Second paragraph of third chapter:
I’d begun to like the Ayreses for their own sake, too. It was Caroline I saw most. I discovered that she walked in the park almost daily, so I’d often catch sight of her unmistakable long-legged, broad-hipped figure, with Gyp cutting a way through the long grass at her side. If she was close enough I would stop the car and wind down my window, and we’d chat, as we had that time in the lane. She seemed to be always in the middle of some chore, always had a bag or a basket with her, filled with fruit, or mushrooms, or sticks for kindling. She might as well, I thought, have been a farmer’s daughter; the more I saw of things at Hundreds, the sorrier I was that her life, like that of her brother, had so much work in it and so few pleasures. One day a neighbour of mine presented me with a couple of jars of honey from his hives, for having seen his son safely through a bad dose of whooping cough. I remembered Caroline’s having longed for honey on my very first visit to the house, so I gave one of the jars to her. I did it casually, but she seemed amazed and delighted by the gift, holding up the jar to catch the sunlight, showing her mother.
I was disappointed by this, frankly. The best part of the book is a sensitive study of a landed gentry family under economic pressure immediately after the Second World War (the Labour Government is blamed by some of the characters, though I think not by the author), as told by the local doctor whose mother had briefly worked at the big house as a servant. Strange occurrences blight the health of the Ayres family and the doctor’s romance with the daughter of the house; and in the end I felt the book unsuccessfully tried to straddle the genres of horror fiction and Aga saga without really subverting either (though I also admit that neither horror nor Aga sagas are really my thing).

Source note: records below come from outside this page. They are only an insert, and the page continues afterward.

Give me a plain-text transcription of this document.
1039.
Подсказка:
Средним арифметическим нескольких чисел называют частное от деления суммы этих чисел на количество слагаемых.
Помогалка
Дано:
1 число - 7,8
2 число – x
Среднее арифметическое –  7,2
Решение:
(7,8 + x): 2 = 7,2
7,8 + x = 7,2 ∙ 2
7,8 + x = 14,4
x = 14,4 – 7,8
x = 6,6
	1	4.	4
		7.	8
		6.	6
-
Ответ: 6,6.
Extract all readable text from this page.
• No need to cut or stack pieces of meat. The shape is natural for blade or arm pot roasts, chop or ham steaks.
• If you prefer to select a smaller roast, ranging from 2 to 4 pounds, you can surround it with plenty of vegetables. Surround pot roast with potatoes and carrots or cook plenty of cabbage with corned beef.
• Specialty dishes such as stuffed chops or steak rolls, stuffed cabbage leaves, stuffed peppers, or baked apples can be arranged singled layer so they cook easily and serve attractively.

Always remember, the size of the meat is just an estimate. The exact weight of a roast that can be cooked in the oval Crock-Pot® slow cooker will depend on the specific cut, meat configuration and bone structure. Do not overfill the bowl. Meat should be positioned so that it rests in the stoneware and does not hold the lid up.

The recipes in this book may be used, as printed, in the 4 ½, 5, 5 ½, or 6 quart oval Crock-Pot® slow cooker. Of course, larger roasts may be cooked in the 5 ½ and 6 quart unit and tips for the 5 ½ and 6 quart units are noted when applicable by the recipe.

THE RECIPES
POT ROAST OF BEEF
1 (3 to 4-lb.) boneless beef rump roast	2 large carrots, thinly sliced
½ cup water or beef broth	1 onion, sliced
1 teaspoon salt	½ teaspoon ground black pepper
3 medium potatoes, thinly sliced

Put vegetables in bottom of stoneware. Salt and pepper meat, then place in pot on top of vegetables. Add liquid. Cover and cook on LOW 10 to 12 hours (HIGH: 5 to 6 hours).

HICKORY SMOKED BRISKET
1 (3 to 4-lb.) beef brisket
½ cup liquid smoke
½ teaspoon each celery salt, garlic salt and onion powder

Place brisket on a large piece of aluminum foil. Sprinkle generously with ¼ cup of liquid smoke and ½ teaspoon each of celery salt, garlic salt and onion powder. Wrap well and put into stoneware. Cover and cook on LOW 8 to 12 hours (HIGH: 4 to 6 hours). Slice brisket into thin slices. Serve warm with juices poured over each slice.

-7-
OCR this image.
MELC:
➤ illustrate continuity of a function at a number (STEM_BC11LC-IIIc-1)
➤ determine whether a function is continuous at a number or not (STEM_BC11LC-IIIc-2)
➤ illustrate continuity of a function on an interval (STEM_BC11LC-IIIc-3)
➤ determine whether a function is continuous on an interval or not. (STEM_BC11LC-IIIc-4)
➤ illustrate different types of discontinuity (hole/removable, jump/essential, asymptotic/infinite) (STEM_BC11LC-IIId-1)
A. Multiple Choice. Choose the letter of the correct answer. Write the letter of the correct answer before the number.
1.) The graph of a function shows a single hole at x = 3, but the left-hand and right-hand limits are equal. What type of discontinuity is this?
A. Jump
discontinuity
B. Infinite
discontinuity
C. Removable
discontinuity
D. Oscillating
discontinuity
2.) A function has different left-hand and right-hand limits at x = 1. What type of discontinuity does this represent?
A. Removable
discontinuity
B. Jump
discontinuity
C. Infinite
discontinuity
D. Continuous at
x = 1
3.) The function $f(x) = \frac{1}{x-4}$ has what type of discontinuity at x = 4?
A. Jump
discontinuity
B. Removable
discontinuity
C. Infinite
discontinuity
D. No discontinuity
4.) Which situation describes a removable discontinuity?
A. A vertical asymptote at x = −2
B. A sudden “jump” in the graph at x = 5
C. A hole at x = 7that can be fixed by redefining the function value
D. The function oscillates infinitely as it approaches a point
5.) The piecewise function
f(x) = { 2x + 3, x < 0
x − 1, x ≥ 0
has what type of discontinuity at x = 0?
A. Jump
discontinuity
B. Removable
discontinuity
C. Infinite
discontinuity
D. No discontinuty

Great characterisation and descriptions, shame about the fundamentals of the plot. If you like, you can get it here.
I thought that this was my top unread non-sf fiction book, but in fact I’m reclassifying it as sf. It was also my top unread book by a woman, and my top unread book acquired this year. The next book in the first two of those piles is Moon Tiger by Penelope Lively; next in the other pile is Words of Radiance, by Brandon Sanderson.